TAXPAYERS may be exposed to millions of dollars in compensation as a result of the Gillard government’s decision to ban the Abel Tasman super-trawler for two years.

Seafish Tasmania, the proponent of the 143m-long ship, has legal advice that suggests it has a good case to overturn the federal ban – imposed by federal Environment Minister Tony Burke last month – on the grounds of procedural unfairness.

Any such successful case would open up taxpayers to liability for compensation, believed to range up to $10 million.

This would be based on costs incurred by Seafish and its Dutch joint venture partners, Parlevliet & Van der Plas, in developing the operation.

These include bringing the freezer factory ship from Europe and not being able to fish since the ban was announced on September 11, with daily wharf fees still being incurred.

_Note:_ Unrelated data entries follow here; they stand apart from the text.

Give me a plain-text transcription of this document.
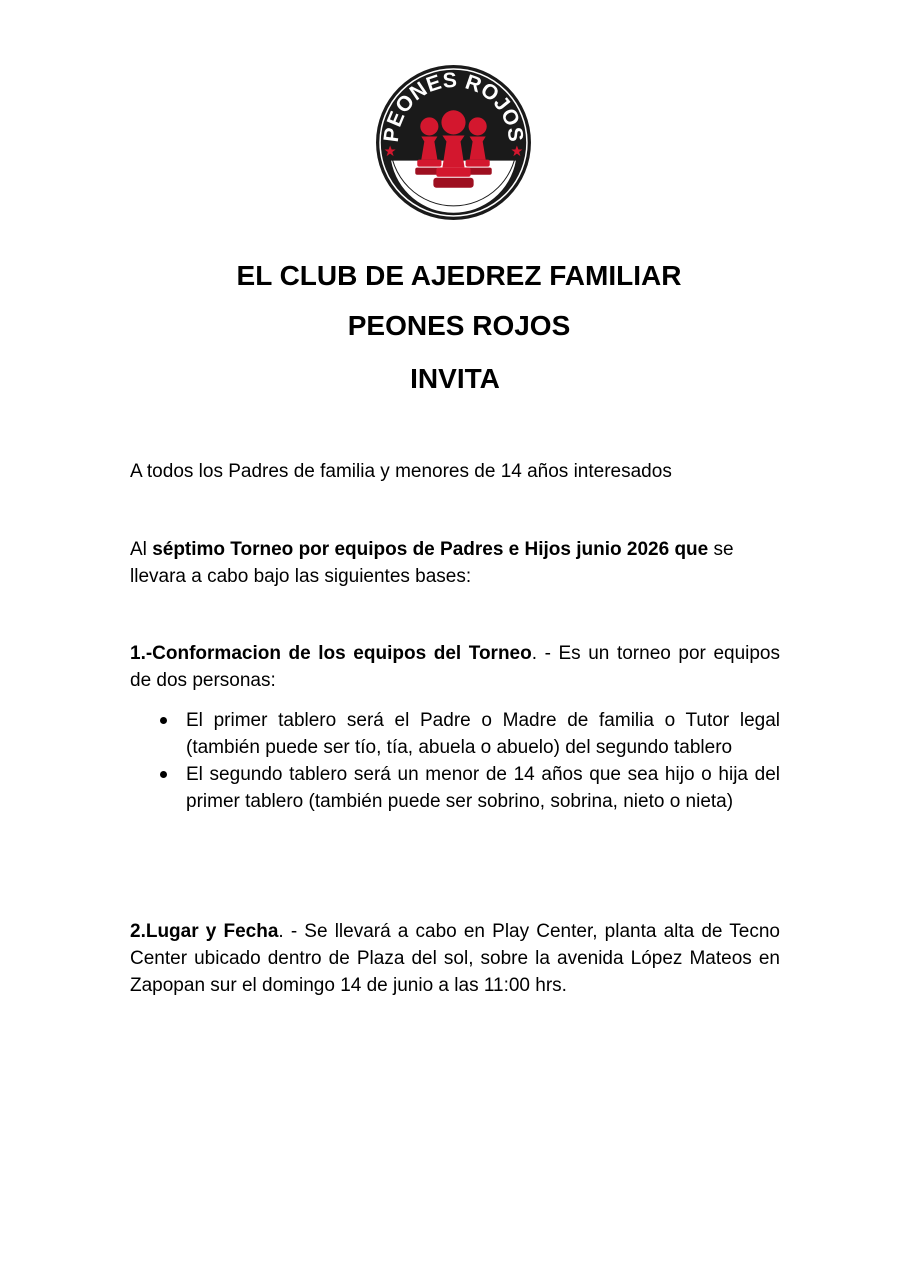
PEONES ROJOS
EL CLUB DE AJEDREZ FAMILIAR
PEONES ROJOS
INVITA

A todos los Padres de familia y menores de 14 años interesados

Al séptimo Torneo por equipos de Padres e Hijos junio 2026 que se llevara a cabo bajo las siguientes bases:

1.-Conformacion de los equipos del Torneo. - Es un torneo por equipos de dos personas:

El primer tablero será el Padre o Madre de familia o Tutor legal (también puede ser tío, tía, abuela o abuelo) del segundo tablero
El segundo tablero será un menor de 14 años que sea hijo o hija del primer tablero (también puede ser sobrino, sobrina, nieto o nieta)

2.Lugar y Fecha. - Se llevará a cabo en Play Center, planta alta de Tecno Center ubicado dentro de Plaza del sol, sobre la avenida López Mateos en Zapopan sur el domingo 14 de junio a las 11:00 hrs.
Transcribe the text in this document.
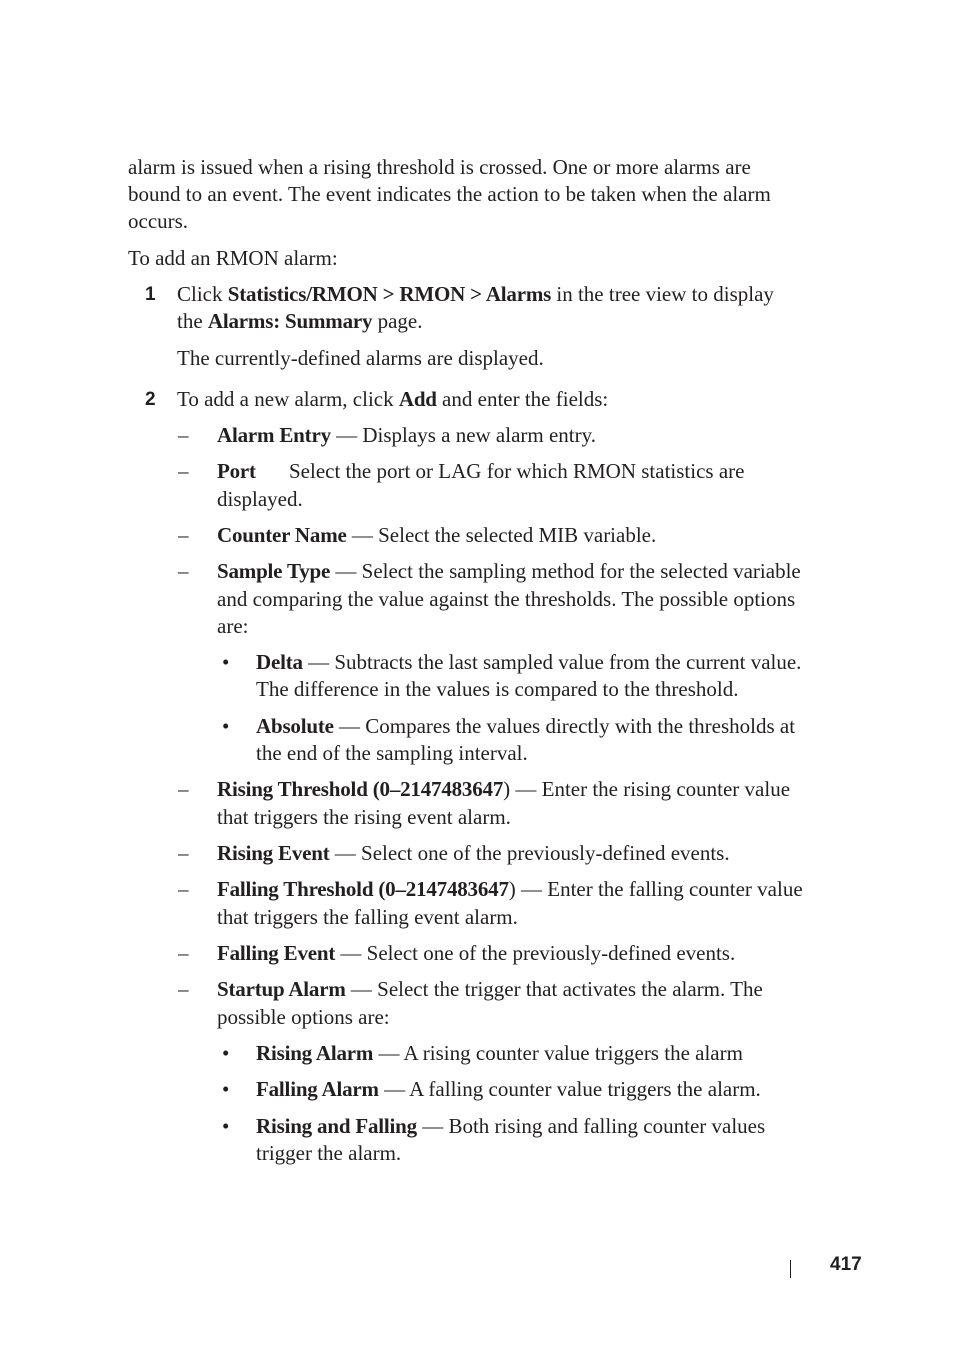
alarm is issued when a rising threshold is crossed. One or more alarms are

bound to an event. The event indicates the action to be taken when the alarm

occurs.

To add an RMON alarm:

1 Click Statistics/RMON > RMON > Alarms in the tree view to display

the Alarms: Summary page.

The currently-defined alarms are displayed.

2 To add a new alarm, click Add and enter the fields:

– Alarm Entry — Displays a new alarm entry.

– Port Select the port or LAG for which RMON statistics are

displayed.

– Counter Name — Select the selected MIB variable.

– Sample Type — Select the sampling method for the selected variable

and comparing the value against the thresholds. The possible options

are:

• Delta — Subtracts the last sampled value from the current value.

The difference in the values is compared to the threshold.

• Absolute — Compares the values directly with the thresholds at

the end of the sampling interval.

– Rising Threshold (0–2147483647) — Enter the rising counter value

that triggers the rising event alarm.

– Rising Event — Select one of the previously-defined events.

– Falling Threshold (0–2147483647) — Enter the falling counter value

that triggers the falling event alarm.

– Falling Event — Select one of the previously-defined events.

– Startup Alarm — Select the trigger that activates the alarm. The

possible options are:

• Rising Alarm — A rising counter value triggers the alarm

• Falling Alarm — A falling counter value triggers the alarm.

• Rising and Falling — Both rising and falling counter values

trigger the alarm.

417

Seafish argues that, for seven years, it was given to understand by regulators and government that there was no barrier to the use of factory ships in the small pelagic fishery.

Fisheries Minister Joe Ludwig said the government was not fully aware of the Seafish’s plans before May this year. “The 143m length and nature of the vessel was not made clear to AFMA until at least May 2012, and my office was not made aware until June,” Senator Ludwig said.

However, emeritus professor in fisheries management at the University of Canberra, Bob Kearney, said the decision to ban the trawler ignored the view of all credible fisheries scientists that AFMA’s quota and management regime were soundly based.